Teenaged Girls!

Sol the duck met Miriam the duck. Duck hormones soon won out and they fell in love. They got married and eventually had a family of little ducks to follow them around the lake. Two of Sol’s offspring were teenaged females who drove him nearly nuts with their incessant chattering. Wherever the family went, the two girls would yakkity yak an endless stream of jabber. (They might have been called jabber-walkies except they actually did most of their loud quacking while they were on the lake swimming…)

The family became so well known for the little chatterboxes that other ducks could hear them coming down the shoreline even before they’d rounded the bend — the noisy quacking told everyone they were approaching. “Here come Sol and his family,” they’d say to one another.

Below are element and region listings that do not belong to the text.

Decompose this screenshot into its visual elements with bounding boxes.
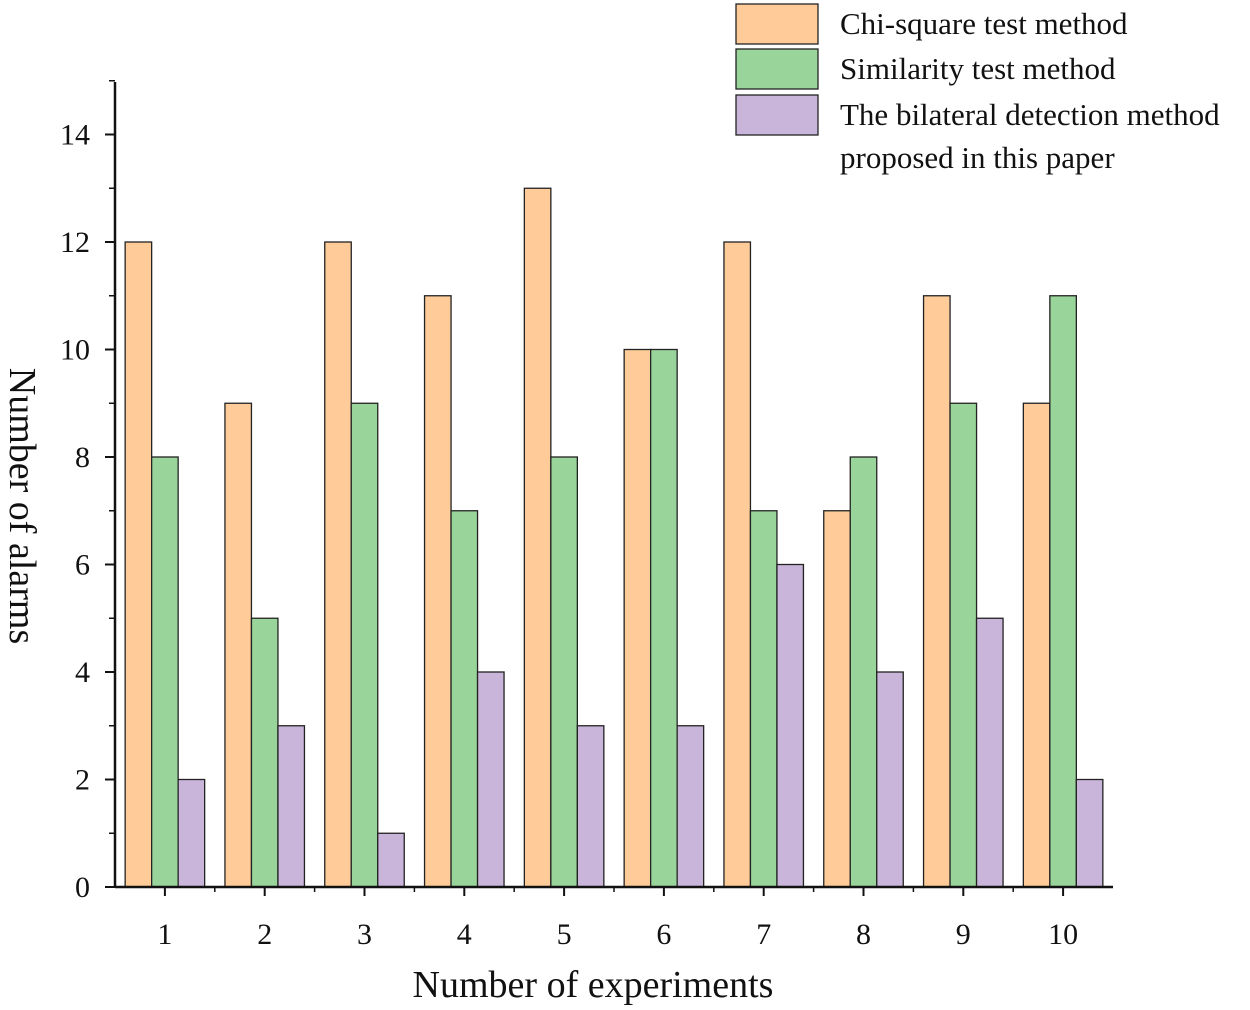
bar-2-exp-1 xyxy=(150,456,179,888)
y-tick-label: 6 xyxy=(75,549,90,582)
bar-2-exp-3 xyxy=(350,402,379,888)
bar-2-exp-8 xyxy=(849,456,878,888)
x-ticks: 1 2 3 4 5 6 7 8 9 10 xyxy=(157,887,1078,951)
legend-swatch-2 xyxy=(735,48,819,90)
legend-label-1: Chi-square test method xyxy=(840,6,1128,41)
y-tick-label: 12 xyxy=(60,226,90,259)
bar-1-exp-8 xyxy=(823,510,851,888)
bar-2-exp-10 xyxy=(1049,295,1077,888)
y-tick-label: 8 xyxy=(75,441,90,474)
bar-1-exp-10 xyxy=(1022,402,1051,888)
legend-label-3: proposed in this paper xyxy=(840,140,1115,175)
x-tick-label: 4 xyxy=(457,918,472,951)
bar-3-exp-1 xyxy=(177,778,206,888)
legend: Chi-square test method Similarity test me… xyxy=(735,3,1220,175)
bar-3-exp-7 xyxy=(776,563,805,888)
bar-3-exp-10 xyxy=(1075,778,1104,888)
bar-2-exp-7 xyxy=(749,510,778,888)
bar-3-exp-3 xyxy=(377,832,405,888)
x-tick-label: 5 xyxy=(557,918,572,951)
legend-label-3: The bilateral detection method xyxy=(840,97,1220,132)
y-tick-label: 0 xyxy=(75,871,90,904)
bar-3-exp-9 xyxy=(975,617,1004,888)
bar-3-exp-4 xyxy=(476,671,505,888)
bar-3-exp-8 xyxy=(876,671,904,888)
x-tick-label: 3 xyxy=(357,918,372,951)
y-tick-label: 2 xyxy=(75,764,90,797)
bar-1-exp-4 xyxy=(423,295,452,888)
bar-3-exp-6 xyxy=(676,725,705,888)
bar-3-exp-2 xyxy=(277,725,306,888)
y-axis-title: Number of alarms xyxy=(1,368,43,644)
bar-1-exp-5 xyxy=(523,187,552,888)
legend-label-2: Similarity test method xyxy=(840,51,1116,86)
x-tick-label: 6 xyxy=(656,918,671,951)
bar-2-exp-9 xyxy=(949,402,978,888)
bar-1-exp-6 xyxy=(623,348,652,888)
y-tick-label: 10 xyxy=(60,334,90,367)
bar-2-exp-4 xyxy=(450,510,479,888)
x-tick-label: 9 xyxy=(956,918,971,951)
y-tick-label: 14 xyxy=(60,119,90,152)
legend-swatch-3 xyxy=(735,94,819,136)
bar-1-exp-2 xyxy=(224,402,253,888)
x-tick-label: 2 xyxy=(257,918,272,951)
bar-2-exp-2 xyxy=(250,617,279,888)
x-tick-label: 7 xyxy=(756,918,771,951)
bar-1-exp-9 xyxy=(922,295,951,888)
bar-2-exp-6 xyxy=(650,348,678,888)
bar-1-exp-7 xyxy=(723,241,752,888)
y-ticks: 0 2 4 6 8 10 12 14 xyxy=(60,80,115,904)
x-tick-label: 10 xyxy=(1048,918,1078,951)
bar-1-exp-1 xyxy=(124,241,153,888)
x-tick-label: 1 xyxy=(157,918,172,951)
x-tick-label: 8 xyxy=(856,918,871,951)
bar-3-exp-5 xyxy=(576,725,605,888)
y-tick-label: 4 xyxy=(75,656,90,689)
x-axis-title: Number of experiments xyxy=(413,964,774,1006)
bar-2-exp-5 xyxy=(550,456,578,888)
bars-layer xyxy=(124,187,1104,888)
bar-1-exp-3 xyxy=(324,241,352,888)
legend-swatch-1 xyxy=(735,3,819,45)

Well, the lake also experienced frequent fog banks and, unfortunately, boaters often could not see the ducks through the fog. Many ducks were unintentionally run over. The fogs were so thick the ducks referred to them as soup.

It turns out our adolescent jabbering girls were the perfect solution to this problem. Anyone wanting to cross the lake during a heavy fog simply invited the girls along. Their boisterous babbling clearly alerted boaters to their presence and thus saved many ducks. Soon the whole lake was enlisting their services.

Thus it became a well-worn aphorism around the lake that the best thing to go with a thick soup was Sol’s teen quackers.